He joins a long list of Italian leaders to call for changes to the EU's Dublin Treaty, which mandates that asylum seekers be processed in the country of their arrival. Italy is often that first port for those coming across the Mediterranean Sea, hoping to reach Germany, France and the United Kingdom.
During a visit to a migrant reception centre in the southern Sicilian port of Pozzallo, his second day on the job, the leader of the anti-immigration far-Right League party said shipwrecks off Tunisia and Turkey that left dozens dead on Sunday could have been prevented.
At least 46 people died after their boat sank off the Tunisian coast, the country's Defence Ministry said. Their bodies were recovered from the water near the island of Kerkennah. Earlier in the day, nine migrants, including six children, drowned off Turkey.
"Every life is sacred - to save lives you have to stop the departures of these death boats, which is a lucrative business for some and a disgrace for the rest of the world," said Salvini. The attempt to shape the migration issue around saving lives is a shift in rhetoric for the firebrand, who rose to power on an anti-immigration promise to boot out more than 500,000 people with a "kick in the ass".
Merkel has invited Salvini to Berlin for "open and constructive" talks.

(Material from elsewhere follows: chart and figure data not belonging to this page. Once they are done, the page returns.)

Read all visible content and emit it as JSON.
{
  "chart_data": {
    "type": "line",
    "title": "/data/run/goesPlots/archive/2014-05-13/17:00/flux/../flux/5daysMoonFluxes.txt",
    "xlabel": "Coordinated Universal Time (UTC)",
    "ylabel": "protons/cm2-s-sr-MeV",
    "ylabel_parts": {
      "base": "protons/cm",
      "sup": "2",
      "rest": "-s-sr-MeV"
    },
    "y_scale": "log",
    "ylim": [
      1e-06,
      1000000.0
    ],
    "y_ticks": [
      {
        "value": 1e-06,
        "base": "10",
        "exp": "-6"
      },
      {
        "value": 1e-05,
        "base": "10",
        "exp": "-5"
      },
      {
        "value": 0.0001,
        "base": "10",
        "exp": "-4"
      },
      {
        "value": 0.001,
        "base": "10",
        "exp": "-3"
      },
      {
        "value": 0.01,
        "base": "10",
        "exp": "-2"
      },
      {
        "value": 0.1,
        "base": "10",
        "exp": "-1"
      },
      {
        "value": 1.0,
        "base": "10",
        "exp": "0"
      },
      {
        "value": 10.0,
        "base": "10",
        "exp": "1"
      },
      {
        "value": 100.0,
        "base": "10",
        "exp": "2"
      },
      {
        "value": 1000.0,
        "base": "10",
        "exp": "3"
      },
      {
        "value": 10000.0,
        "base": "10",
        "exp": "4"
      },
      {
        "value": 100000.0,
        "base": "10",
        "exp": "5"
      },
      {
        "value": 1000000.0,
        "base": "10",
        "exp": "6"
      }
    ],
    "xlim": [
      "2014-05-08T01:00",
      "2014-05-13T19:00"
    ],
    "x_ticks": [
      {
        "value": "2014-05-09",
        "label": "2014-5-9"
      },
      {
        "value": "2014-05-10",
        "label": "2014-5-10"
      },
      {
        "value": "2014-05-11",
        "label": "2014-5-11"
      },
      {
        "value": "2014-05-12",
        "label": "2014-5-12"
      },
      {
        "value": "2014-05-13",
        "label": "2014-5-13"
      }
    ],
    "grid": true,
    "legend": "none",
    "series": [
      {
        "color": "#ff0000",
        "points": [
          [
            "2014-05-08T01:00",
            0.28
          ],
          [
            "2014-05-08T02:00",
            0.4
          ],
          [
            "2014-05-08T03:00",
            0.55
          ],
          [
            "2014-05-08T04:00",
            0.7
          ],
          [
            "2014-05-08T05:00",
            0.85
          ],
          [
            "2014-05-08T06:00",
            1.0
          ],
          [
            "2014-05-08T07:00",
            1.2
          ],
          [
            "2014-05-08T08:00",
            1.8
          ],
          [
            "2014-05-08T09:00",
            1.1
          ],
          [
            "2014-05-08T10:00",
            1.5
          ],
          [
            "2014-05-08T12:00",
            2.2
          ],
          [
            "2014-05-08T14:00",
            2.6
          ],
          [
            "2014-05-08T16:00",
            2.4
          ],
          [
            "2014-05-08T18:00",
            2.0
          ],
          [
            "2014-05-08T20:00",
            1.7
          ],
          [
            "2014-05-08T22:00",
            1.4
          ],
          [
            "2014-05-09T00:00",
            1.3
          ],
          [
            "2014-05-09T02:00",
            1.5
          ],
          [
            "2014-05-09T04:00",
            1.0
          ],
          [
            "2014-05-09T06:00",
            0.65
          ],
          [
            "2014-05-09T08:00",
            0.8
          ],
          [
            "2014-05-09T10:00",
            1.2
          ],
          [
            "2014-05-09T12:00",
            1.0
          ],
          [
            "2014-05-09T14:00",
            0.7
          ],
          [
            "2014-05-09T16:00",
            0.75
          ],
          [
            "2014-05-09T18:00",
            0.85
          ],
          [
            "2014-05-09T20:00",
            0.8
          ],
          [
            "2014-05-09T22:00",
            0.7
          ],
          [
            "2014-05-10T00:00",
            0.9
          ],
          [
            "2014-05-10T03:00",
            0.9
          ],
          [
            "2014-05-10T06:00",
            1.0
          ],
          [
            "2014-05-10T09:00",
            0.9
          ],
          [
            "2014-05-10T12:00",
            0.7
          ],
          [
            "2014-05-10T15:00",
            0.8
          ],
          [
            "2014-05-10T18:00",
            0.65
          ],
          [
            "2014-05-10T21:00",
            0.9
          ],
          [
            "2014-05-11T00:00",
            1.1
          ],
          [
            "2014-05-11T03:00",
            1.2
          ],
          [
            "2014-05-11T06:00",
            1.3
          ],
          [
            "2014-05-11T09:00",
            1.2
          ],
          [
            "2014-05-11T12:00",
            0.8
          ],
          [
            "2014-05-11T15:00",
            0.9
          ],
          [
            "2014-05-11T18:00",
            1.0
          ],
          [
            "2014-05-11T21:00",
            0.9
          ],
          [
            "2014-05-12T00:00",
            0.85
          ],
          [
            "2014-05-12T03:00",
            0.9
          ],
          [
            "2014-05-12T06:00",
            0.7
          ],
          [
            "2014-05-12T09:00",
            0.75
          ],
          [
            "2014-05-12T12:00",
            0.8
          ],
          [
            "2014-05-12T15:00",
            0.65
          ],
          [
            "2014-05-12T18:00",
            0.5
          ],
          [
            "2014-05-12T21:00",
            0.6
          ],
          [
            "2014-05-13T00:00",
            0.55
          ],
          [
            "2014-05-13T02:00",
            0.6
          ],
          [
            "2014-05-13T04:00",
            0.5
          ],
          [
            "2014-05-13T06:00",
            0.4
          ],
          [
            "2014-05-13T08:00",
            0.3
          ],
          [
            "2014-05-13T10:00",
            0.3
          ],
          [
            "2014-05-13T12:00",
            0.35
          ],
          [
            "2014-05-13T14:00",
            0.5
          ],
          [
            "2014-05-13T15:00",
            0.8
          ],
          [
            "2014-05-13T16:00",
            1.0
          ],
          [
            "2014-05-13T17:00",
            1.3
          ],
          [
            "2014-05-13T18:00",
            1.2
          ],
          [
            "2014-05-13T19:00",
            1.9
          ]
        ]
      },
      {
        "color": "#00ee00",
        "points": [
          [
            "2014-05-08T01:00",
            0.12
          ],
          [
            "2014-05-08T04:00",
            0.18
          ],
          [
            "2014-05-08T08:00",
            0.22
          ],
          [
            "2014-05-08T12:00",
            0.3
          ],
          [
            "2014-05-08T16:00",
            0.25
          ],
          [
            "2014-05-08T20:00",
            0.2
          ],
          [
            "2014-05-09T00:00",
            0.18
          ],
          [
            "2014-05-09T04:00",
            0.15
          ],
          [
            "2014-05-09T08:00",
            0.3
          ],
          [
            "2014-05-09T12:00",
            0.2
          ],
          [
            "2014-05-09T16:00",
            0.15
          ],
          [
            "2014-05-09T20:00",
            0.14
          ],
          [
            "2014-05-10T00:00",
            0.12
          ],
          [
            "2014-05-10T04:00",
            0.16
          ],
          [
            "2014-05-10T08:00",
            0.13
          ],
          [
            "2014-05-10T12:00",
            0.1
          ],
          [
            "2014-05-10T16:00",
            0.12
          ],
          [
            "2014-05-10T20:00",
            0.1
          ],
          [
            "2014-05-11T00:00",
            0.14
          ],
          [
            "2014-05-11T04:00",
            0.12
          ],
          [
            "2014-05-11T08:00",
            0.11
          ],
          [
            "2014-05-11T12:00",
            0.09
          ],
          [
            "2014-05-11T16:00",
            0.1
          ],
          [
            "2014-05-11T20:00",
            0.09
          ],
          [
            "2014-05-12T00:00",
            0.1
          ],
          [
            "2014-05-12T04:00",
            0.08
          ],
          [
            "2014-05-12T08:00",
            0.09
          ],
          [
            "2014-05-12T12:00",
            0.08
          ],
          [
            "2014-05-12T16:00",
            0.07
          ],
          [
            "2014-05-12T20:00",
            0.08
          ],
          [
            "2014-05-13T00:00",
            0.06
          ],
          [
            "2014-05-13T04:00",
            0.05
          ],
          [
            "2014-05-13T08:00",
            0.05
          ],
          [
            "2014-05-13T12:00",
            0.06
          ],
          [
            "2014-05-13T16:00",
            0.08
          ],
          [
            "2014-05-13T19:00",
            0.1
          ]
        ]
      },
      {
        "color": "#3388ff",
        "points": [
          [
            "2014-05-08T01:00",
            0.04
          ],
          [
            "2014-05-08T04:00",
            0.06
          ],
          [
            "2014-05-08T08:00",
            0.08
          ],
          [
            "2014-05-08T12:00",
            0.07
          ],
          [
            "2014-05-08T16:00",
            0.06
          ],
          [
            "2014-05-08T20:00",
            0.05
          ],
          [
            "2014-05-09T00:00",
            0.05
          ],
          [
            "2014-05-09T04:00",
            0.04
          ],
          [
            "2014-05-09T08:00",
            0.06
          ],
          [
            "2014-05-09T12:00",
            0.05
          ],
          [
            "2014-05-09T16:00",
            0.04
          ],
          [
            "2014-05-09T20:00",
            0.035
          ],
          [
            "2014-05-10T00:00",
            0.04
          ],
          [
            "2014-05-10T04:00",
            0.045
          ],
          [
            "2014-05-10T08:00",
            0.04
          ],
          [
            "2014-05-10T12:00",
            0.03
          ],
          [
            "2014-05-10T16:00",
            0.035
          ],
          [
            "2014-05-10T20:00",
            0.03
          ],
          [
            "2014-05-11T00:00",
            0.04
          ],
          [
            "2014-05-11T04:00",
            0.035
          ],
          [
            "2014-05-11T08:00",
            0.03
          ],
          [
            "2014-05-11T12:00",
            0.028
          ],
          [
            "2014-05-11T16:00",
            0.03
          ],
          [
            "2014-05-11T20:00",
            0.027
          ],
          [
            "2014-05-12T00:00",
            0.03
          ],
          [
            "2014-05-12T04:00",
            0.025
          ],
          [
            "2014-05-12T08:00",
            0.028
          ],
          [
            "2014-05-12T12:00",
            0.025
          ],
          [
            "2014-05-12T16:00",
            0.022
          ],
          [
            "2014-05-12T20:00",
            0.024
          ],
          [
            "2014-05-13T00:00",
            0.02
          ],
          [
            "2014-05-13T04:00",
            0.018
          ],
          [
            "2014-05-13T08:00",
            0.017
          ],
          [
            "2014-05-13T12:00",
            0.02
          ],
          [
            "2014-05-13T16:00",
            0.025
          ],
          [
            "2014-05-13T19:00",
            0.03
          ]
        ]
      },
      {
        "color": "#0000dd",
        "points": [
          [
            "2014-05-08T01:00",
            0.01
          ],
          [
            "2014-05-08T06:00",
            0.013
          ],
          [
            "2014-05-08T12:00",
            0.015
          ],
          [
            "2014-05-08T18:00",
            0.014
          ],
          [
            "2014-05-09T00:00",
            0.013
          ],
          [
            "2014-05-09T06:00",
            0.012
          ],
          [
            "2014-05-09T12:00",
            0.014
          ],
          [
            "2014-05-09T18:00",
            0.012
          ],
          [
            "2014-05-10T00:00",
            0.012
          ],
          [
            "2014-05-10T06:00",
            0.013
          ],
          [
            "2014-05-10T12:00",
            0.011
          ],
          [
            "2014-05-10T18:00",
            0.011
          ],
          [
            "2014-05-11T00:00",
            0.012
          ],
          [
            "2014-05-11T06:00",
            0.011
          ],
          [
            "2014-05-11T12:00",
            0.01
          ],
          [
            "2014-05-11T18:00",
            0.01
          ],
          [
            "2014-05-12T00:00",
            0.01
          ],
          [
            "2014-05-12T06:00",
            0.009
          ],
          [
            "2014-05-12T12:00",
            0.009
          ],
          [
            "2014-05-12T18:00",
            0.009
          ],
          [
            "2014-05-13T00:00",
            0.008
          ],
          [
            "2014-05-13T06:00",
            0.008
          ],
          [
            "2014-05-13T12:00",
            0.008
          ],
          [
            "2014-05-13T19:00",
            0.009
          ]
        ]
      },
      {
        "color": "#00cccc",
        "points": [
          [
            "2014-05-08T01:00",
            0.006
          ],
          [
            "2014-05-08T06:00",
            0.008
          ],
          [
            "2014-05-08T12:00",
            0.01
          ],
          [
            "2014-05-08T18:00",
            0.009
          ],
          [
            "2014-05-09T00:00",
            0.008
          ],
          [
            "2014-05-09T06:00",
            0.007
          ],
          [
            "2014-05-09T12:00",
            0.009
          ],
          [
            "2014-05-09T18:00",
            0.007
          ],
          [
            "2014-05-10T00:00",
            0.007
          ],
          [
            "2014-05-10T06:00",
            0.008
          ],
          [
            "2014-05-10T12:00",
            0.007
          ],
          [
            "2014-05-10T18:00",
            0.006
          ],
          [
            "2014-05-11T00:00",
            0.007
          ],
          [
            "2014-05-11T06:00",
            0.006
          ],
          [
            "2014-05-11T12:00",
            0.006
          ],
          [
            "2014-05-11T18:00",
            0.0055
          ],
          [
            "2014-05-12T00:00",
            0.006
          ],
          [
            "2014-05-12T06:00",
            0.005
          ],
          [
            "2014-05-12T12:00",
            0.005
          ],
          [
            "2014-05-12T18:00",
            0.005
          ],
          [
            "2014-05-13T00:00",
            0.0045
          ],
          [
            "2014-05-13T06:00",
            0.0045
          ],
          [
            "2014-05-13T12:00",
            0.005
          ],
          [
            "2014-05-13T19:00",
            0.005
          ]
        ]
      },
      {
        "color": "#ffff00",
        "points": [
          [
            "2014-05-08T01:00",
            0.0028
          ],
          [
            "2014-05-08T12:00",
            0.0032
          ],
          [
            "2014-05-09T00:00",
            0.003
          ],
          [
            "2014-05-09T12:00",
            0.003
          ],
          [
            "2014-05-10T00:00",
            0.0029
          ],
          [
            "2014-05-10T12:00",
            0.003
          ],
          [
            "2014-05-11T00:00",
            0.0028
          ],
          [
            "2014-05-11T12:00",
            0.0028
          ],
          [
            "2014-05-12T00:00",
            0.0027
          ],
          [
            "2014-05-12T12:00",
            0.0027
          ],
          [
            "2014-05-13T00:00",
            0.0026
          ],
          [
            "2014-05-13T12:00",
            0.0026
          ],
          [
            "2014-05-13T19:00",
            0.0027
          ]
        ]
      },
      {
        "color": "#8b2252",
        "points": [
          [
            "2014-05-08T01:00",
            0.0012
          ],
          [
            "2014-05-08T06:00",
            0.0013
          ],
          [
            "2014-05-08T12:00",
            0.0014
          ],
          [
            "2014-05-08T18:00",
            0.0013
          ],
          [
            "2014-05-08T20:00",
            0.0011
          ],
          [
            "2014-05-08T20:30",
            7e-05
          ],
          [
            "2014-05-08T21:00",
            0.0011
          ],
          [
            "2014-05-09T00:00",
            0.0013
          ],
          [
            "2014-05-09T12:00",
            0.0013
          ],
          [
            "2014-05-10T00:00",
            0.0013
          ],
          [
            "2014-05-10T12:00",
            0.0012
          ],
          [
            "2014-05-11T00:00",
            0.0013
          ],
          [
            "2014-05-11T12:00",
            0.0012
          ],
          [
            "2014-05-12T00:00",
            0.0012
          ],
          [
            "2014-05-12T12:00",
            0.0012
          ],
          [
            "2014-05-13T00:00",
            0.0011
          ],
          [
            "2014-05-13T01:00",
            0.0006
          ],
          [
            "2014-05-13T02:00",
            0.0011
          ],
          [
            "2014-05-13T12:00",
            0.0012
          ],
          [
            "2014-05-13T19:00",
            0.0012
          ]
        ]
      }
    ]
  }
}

"I will openly approach and work with the new Italian government rather than speculating on its intentions," she told Frankfurter Allgemeine Sonntagszeitung newspaper. "Germany has an elementary interest in an effective Europe."
She restated her belief that a single asylum system is the answer to Europe's migration concerns.
Salvini was quick to capitalise on Germany's support, telling reporters "even Merkel says Italy has been left too long on its own".
Germany took in more than 1 million refugees and migrants in 2015 and 2016.